A large number of proteases have been implicated in the catabolism of Aβ, but of these neprilysin (NEP, EC 3.4.24.11) and insulin-degrading enzyme (IDE, EC 3.4.22.11) are the most studied (Eckman and Eckman, 2005, Selkoe, 2001, Turner et al., 2004). NEP is a membrane-bound zinc-metallopeptidase that exists as an ectoenzyme preferentially hydrolysing extracellular oligopeptides on the amino side of hydrophobic residues (Carson and Turner, 2002). NEP has been shown by numerous investigators to be capable of degrading Aβ both in vivo (Iwata et al., 2004) and in vitro (Howell et al., 1995, Kanemitsu et al., 2003, Liu et al., 2007, Shirotani et al., 2001), and its physiologic role has been demonstrated by the finding that genetic ablation of NEP causes elevation of endogenous Aβ (Iwata et al., 2001), whereas transgenic or viral expression of NEP causes a lowering of cerebral Aβ (El-Amouri et al., 2007, Hemming et al., 2007, Iwata et al., 2004, Leissring et al., 2003, Marr et al., 2003). IDE is a zinc-metalloprotease which shows no obvious primary amino acid sequence specificity but has been proposed to recognize a conformation that is prone to conversion to β-sheet structure (Kurochkin, 1998). As with NEP, support for the physiological importance of IDE in regulating Aβ levels comes from the findings that genetic deletion of IDE in mice (Farris et al., 2003, Miller et al., 2003) leads to elevated levels of cerebral Aβ, whereas transgenic over-expression of IDE causes a decrease in brain Aβ levels (Leissring et al., 2003). Unlike NEP and IDE, plasmin (EC 3.4.21.7) does not appear to contribute significantly to the normal catabolism of Aβ (Tucker et al., 2004), but rather seems to play a role in the diseased brain. Plasmin is a serine protease that is produced from its inactive precursor, plasminogen, by the action of tissue-type plasminogen activator (tPA), and mice lacking either tPA or plasminogen clear injected Aβ much less well than wild type mice (Melchor et al., 2003). Moreover, recent studies indicate that high levels of Aβ cause a decrease in tPA activity suggesting that excessive accumulation of Aβ results, in part, due to a loss of plasmin (Cacquevel et al., 2007).

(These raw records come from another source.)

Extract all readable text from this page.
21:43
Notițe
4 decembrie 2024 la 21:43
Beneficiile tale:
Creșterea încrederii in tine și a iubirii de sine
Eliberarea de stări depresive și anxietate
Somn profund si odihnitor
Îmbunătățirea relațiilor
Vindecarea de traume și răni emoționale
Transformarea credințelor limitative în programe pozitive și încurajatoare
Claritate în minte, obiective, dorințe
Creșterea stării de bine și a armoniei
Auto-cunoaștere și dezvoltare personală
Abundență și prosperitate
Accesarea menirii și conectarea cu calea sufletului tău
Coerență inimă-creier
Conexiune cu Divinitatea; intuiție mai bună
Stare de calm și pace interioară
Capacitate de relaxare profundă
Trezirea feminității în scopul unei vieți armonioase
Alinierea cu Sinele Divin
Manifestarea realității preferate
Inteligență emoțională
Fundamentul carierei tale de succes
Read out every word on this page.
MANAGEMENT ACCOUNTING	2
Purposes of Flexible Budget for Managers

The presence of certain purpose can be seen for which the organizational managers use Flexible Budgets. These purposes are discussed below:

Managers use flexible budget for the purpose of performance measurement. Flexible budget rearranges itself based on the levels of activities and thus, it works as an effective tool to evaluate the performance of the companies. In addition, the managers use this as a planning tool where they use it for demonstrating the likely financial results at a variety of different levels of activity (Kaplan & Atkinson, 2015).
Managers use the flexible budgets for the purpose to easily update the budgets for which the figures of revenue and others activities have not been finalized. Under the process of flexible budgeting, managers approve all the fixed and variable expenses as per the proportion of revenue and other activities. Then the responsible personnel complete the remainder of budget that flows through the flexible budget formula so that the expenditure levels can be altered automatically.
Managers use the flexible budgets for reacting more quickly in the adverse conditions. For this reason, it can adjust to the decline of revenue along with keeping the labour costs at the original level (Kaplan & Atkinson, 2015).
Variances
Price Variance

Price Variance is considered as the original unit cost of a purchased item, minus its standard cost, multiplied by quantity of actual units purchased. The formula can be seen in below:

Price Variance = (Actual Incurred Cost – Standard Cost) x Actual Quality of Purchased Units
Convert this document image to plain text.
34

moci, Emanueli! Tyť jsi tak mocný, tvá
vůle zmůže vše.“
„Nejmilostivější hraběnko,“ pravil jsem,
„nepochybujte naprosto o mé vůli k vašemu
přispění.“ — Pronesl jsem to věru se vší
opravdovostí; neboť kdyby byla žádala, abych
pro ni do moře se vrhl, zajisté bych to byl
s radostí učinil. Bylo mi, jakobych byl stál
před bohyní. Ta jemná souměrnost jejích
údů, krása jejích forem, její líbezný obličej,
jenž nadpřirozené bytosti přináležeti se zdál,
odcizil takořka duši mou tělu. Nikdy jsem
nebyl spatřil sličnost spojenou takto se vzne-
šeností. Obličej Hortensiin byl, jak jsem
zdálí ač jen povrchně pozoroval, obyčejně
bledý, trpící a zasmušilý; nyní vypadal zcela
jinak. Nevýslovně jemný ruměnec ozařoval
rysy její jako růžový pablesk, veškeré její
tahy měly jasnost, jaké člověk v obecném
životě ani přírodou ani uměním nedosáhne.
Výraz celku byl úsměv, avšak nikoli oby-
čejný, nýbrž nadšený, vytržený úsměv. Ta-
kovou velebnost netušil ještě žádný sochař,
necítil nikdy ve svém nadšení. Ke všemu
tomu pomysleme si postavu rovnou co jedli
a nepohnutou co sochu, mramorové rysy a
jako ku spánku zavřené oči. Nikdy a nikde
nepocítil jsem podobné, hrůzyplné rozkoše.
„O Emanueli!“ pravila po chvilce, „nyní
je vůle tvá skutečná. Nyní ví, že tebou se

In order to investigate the possibility that intra-Aβ mutations mediate their effect through a common pathogenic mechanism, namely resistance to proteolysis, we examined the ability of NEP, IDE and plasmin to degrade both wild type (wt) Aβ(1–40) and Aβ(1–40) bearing disease-associated single amino acid substitutions (Fig. 1). Here we show that the ability of these proteases to degrade Aβ is strongly retarded by aggregation but that when Aβ peptides are presented in their unaggregated, monomeric state, they are efficiently degraded by NEP, IDE and plasmin, with one exception. The Aβ(1–40)A21G peptide is degraded more slowly by NEP than wt Aβ(1–40) or any of the other mutant peptides studied. This resistance to NEP-mediated proteolysis may represent one mechanism by which the A21G mutation causes increased cerebral accumulation of Aβ. On the other hand, our data suggest that resistance to proteolysis by the major known Aβ-degrading enzymes cannot explain the effects of the other four disease-associated intra-Aβ mutations.